For half the morning I walked without seeing a soul. I grew thirsty and stopped to drink from a stream a little way off the track. I grew hungry. My precipitate departure had left me ill equipped to travel far without help. Memories of my flight to the west returned. I suppressed them, making myself move on. My feet were hurting; Emer’s boots were not such a perfect fit after all. The day grew warmer. I took off my shawl and stuffed it into my bag.
A rumbling, squeaking sound and the thump of hooves sent me down under the bushes to the side, wary of carters traveling alone. A pair of stocky horses came into view, pulling a well-kept cart laden with bundles. A man and a woman sat on the bench seat; she had a child on her knee.

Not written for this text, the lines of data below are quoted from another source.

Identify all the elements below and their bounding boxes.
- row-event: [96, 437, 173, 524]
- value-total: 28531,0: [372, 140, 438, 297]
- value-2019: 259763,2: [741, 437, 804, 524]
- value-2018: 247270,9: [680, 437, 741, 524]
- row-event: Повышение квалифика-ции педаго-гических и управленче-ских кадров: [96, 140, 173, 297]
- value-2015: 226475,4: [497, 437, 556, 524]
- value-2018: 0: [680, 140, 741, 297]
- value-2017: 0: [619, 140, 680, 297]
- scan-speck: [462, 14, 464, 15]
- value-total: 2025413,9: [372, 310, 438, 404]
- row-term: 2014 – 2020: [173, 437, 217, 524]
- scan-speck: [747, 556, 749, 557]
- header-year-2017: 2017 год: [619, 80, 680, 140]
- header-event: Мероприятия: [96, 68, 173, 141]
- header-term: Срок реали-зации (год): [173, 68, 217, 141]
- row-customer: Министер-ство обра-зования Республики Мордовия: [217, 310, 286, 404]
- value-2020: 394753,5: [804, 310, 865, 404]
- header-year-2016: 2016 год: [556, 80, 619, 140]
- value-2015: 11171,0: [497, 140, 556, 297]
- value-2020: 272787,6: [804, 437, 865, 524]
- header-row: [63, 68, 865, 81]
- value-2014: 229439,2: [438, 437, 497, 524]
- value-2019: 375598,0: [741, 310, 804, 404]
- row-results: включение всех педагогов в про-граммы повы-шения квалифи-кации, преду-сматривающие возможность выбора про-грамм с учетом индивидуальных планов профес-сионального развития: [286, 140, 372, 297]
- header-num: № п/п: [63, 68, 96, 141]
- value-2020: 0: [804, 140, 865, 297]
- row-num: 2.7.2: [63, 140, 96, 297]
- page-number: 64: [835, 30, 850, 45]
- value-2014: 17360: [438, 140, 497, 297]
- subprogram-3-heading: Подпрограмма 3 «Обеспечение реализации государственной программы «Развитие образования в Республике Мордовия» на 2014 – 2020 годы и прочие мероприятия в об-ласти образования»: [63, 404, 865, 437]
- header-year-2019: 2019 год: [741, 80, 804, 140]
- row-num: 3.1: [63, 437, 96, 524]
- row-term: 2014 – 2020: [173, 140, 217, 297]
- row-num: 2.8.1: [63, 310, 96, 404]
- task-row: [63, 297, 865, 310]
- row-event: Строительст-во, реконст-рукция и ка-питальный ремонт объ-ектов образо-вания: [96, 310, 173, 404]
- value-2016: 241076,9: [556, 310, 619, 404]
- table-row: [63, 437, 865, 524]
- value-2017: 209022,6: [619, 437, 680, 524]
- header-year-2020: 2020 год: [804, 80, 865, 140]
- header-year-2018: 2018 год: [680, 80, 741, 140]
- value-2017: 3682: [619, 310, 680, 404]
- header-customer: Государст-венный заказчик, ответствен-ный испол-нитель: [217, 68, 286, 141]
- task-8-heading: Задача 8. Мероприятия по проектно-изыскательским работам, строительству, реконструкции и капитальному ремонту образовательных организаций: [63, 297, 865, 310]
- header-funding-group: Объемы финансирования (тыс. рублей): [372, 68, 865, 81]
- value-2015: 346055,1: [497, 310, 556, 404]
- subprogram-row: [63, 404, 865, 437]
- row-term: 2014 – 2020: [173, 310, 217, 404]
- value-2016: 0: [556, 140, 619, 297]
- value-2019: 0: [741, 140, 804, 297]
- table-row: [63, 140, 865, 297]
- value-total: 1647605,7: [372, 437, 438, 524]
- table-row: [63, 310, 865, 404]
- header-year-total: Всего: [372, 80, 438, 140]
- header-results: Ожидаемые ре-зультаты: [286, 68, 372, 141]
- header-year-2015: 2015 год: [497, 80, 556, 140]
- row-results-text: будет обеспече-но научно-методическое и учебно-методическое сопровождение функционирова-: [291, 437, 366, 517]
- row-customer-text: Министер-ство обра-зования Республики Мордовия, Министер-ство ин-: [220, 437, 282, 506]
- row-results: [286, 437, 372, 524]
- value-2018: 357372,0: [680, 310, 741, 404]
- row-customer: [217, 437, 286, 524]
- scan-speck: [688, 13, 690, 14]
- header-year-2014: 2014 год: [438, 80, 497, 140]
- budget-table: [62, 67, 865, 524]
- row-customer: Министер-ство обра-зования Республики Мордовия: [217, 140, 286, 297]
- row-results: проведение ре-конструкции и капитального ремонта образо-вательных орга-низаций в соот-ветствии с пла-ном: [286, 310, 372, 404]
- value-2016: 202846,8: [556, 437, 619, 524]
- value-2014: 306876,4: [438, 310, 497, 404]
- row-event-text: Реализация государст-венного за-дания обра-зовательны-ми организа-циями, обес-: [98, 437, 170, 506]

I stepped out and waved a hand. A little later I was perched on a sack of grain in the back, on my way eastward. I imagined the mist-clad slopes of the Tor behind me, slowly diminishing until they could no longer be distinguished from the ordinary landscape of fields and woodland. As the cart moved further and further to the east, I did not once look back.
It made a difference having funds. I spent two nights in a village inn, with my own chamber and a lock on the door. I got directions and arranged lifts. I read a letter for a local trader in return for a place on a conveyance that was going all the way to Stony Ford, a settlement about three days’ travel north of Market Cross. Father and I had executed commissions for the chieftain there, and I was fairly sure Shea and his fellow musicians would be known in that house.
My fellow passengers on this somewhat larger and grander cart must have thought me dour and uncommunicative. They could not know the whirl of thoughts that filled my mind every moment of the day, those I fought to banish and those I tried to concentrate on, in particular how to track down Maraid and Shea without going too near Market Cross. If Stony Ford did not provide any clues I must try other places Shea had mentioned when telling us of his traveling life, but those were few and far between. I thought I could recall a town called Hideaway or Holdaway, where the band had regularly played to entertain people at a big weekly market. Lean enough pickings, Shea had said with good humor, but if they stayed on for the evening’s dancing there would generally be a few extra coins tossed their way.